Interesse an Flüssigeis-Heiztechnologie aus Sachsen wächst

Projekte in Zittau, Bremen und an weiteren Standorten
Zittau/Dresden, 16. August 2025. Für Flüssigeis-Technologie für Heizungen und Kühlanlagen, die am „Institut für Luft- und Kältetechnik“ (ILK) Dresden entwickelt wurde, mehren sich die Pilotanlagen. So soll solch eine Aquathermie-Anlage, gekoppelt mit Wärepumpen, künftig das neue Stadtquartier „Überseeinsel“ in Bremen heizen und kühlen – die Regie lieht hier beim ILk selbst. Außerdem baut die ILK-Ausgründung „Aqva Synergy“ in Zittau am Fluss Mandau eine Pilotanlage, die die Langzeit-Praxistauglichkeit dieser Energietechnologie demonstrieren soll. Darauf hat ILK-Chef Prof. Uwe Franzke hingewiesen.

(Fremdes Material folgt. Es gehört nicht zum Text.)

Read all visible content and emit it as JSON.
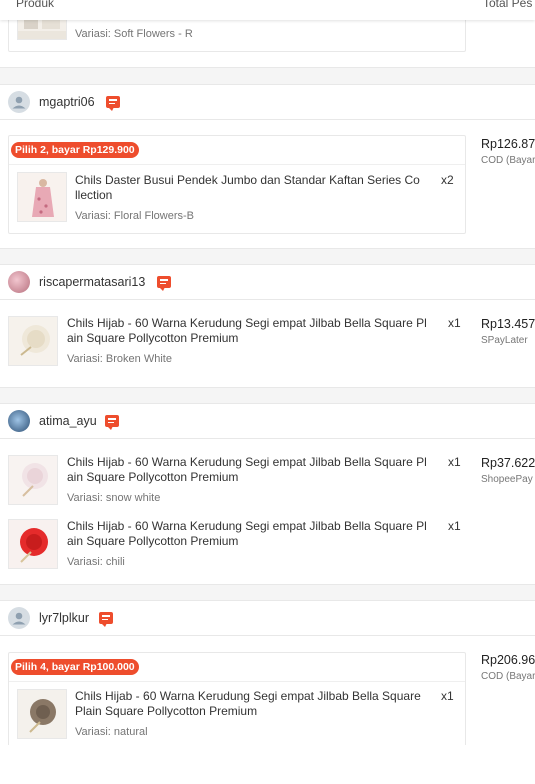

Nachfrage aus Hotel-Sektor
„Der Bedarf an solchen Lösungen ist da, unter anderem aus dem Hotel-Sektor“, betonte Franzke. Allerdings wollen die Hoteliers und anderen potenziellen Kunden auch sehen, dass das Konzept auf lange Sicht funktioniere und sich rechne.
Die prämierte Technologie dahinter hatte das ILK über Jahre hinweg entwickelt und dann gemeinsam mit der Hochschule Zittau/Görlitz sowie der Fraunhofer-Einrichtung für Energieinfrastrukturen und Geothermie (IEG) in Zittau zur Praxisreife geführt. Die auf dieser Basis konstruierten Aquathermie-Anlagen holen sich Wasser aus einem Fluss oder See, bringen es bei Unterdruck bis nahe an einen Tripelpunkt – und damit den Gefrierpunkt – und übergeben dieses pumpbare Flüssigeis dann an eine Wärme-Pumpe. Die bereitet die thermische Energie im Wasser für Heizungen oder Kühlaggregate auf. Als Einsatzszenarien sehen die sächsischen Ingenieure vor allem den gewerblichen Sektor und Fernheiz- beziehungsweise Kühlnetze für Wohngebiete. Nutzbar ist das pumpbare Flüssigeis auch als Energiespeicher. Angesichts des hohen Potenzials dieser Technologie, auf besonders nachhaltige und energiesparende Art und Weise Gebäude mit Energie aus natürlichen Gewässern zu heizen und zu kühlen, fördert auch der Freistaat Sachsen einen Teil der Pilotprojekte, unter anderem das in der Lausitz.